From the time I was 10, most of my days on the farm were spent dreaming about the day I’d leave forever.
That day came in August of 1984 when I drove away to college leaving behind 10 years indentured servitude as the only son of an only son, and an 800-acre cotton farm that taught me, among other things, how to spew a nice string of cuss words together in a single sentence.
It was on that day that I walked away from rural life and invested everything I had in becoming something – anything – other than what I’d been all those years. I hated being from “the country.”
A few dozen therapy sessions later, something changed.
There were many things about my own father’s passing that changed me beginning in 2010. With him gone, I was the person who’d spent more time, labor, and sweat than anyone in the fields of our family farm. Not that my mom wasn’t heavily invested. She was, and without her there would have been no farm. But when it came to boots on the ground, there was no one who had a closer kinship with the dirt. For the next seven years following dad’s death, that knowledge loomed like a fog of truth trying to tell me something.
Then, some time around 2017, I decided to write a book about the relationship with my dad, and living through that era of the 1980s known as the U.S. Farm Crisis. It took two years.
The most surprising result of that effort was how it reunited me with all things rural, from morning coffee and loafing sessions at the feed store, to duck hunting and crappie fishing to the foods that were staples of our country living. A place where boots and jeans weren’t fashion statements, but the standard uniform of the American farmer.
It was one of the most unexpected feelings of my life – this reconnected kinship with rural America. In the name of truth, I embraced it.
Fast forward another three years to a moment when I discovered a place called Round Bottom Valley in Stone County, Arkansas.
The entire experience of living in Stone County has become an extension of that journey back into the rural way of life.
We live in wide-open bowl of a space with bluffs and a river and green, meadow-like pasture land almost as far as the eye can see. Sometimes on a July night it’s difficult distinguishing the unpolluted sky’s stars from the lightning bugs, but between the two producing millions of blinking lights everywhere, it’s quite a show.
We’ve almost filled up a freezer with garden produce and there are many days when I come to work at the Leader with dirt still showing under my fingernails from planting squash or digging potatoes or putting a new fruit tree in the ground
It seems like there’s a parade down Main Street just about every week, and on Friday and Saturday nights the air is filled with the legacy sounds of the Ozarks and lyrics that mention moonshine, and hollers, and cotton bales, and beans.
I have two pair of Big Smith overalls in my closet now.
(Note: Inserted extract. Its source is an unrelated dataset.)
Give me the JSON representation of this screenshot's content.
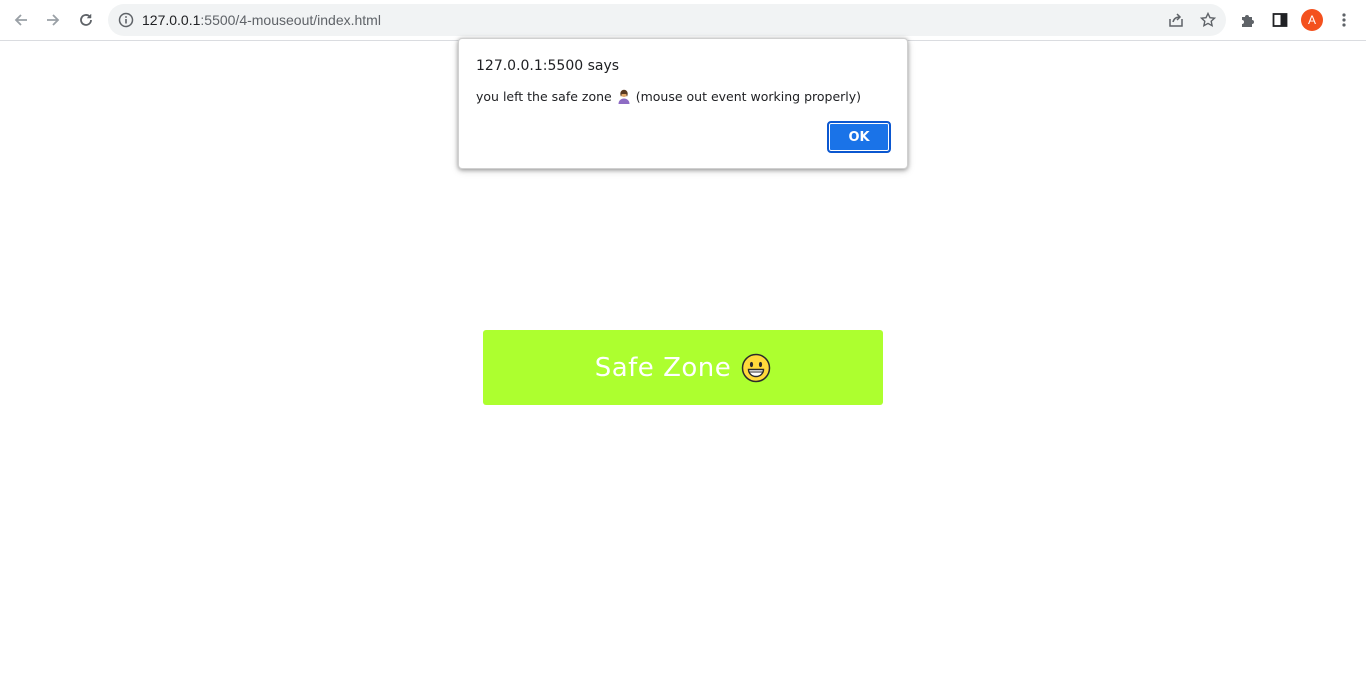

And I like wearing them.
I came to Mountain View a year ago and built a place to get away and write and unplug from all the noise. Liked it so much, I ended up pretty much staying here full time.
Never did I imagine it would be the place that would roll out a footpath back to the person I most truly am.
Followup to last week’s column on the challenges of rural living: Our poultry operation at Tranquility Base suffered a slight setback last night when some varmint ATE all seven of my chickens.